Deleuze and Guattari distinguish between the Rhizome and the Tree. The Tree relies on a root; it claims a center. It enforces hierarchy. The Rhizome is grass. It connects any point to any other point. It has no beginning or end, only a middle from which it expands.

I examine my journal (the Braindump) and the structure is undeniably rhizomatic.

"Entry $#&: desire for money." "Entry %*$: mandalas." "Entry *$#: aversion to messiness." "Entry $%&: the impossibility of silence."

There is no "Central Me" governing this system. The belief in a "true self" (a root) is an artifact of an outdated psychology.

The dissonance I feel comes from comparing myself to the Tree. I desire solidity. I desire to be an Oak. But the reality is that I am crabgrass (in the tongue of my forefathers: isang masamang damo).

Deleuze validates this architecture. "A concept is a brick" he states. It is a tool for construction or demolition.

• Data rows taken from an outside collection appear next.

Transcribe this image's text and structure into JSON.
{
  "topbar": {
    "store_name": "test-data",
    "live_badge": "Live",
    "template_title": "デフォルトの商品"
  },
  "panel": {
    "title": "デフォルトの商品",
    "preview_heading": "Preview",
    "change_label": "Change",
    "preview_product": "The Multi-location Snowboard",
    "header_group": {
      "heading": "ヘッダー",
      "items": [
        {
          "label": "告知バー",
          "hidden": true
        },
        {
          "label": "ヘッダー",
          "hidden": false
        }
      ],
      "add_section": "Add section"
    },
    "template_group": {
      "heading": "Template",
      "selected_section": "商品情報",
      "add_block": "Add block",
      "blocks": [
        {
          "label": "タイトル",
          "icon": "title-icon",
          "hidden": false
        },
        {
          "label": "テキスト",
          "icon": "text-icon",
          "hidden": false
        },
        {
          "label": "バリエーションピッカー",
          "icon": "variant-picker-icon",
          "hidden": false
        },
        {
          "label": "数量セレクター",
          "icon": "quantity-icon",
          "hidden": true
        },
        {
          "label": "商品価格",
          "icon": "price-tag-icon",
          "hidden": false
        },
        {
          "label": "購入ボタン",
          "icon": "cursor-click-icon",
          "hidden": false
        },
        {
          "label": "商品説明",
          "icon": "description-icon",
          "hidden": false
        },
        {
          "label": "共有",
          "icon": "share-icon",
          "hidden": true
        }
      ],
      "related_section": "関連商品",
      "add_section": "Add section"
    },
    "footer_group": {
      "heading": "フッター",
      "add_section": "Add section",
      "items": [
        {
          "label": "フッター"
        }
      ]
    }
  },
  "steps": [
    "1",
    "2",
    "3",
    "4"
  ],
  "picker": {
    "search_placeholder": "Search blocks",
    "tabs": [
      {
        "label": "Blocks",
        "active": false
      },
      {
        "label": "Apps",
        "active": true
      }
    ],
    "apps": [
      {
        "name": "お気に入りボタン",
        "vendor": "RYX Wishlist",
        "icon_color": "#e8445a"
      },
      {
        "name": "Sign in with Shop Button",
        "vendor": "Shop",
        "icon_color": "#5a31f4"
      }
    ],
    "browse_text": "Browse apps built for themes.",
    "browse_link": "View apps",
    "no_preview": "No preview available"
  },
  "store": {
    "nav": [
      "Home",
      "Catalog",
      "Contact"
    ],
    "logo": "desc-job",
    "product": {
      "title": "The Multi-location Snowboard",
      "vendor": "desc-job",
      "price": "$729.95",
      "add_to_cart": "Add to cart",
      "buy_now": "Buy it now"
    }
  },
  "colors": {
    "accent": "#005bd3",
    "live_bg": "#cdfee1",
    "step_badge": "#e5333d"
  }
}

You can build a house or throw it through a window.

I have attempted to build a courthouse of reason in my mind to prosecute my "flawed" thoughts. But the rhizome ignores the walls. The financial anxiety connects to the memory of the father, which connects to the fear of the "insecure man" on the bus. This loops back to connects to the concept of the underground phallus.

It is all connected. It is messy. It is the authentic state of the subject.

I will cease the excavation for a root that does not exist. The task is to map the connections. Cartography not archaeology is my task. I do not need to dig for a hidden truth; I need to map the terrain that is already present.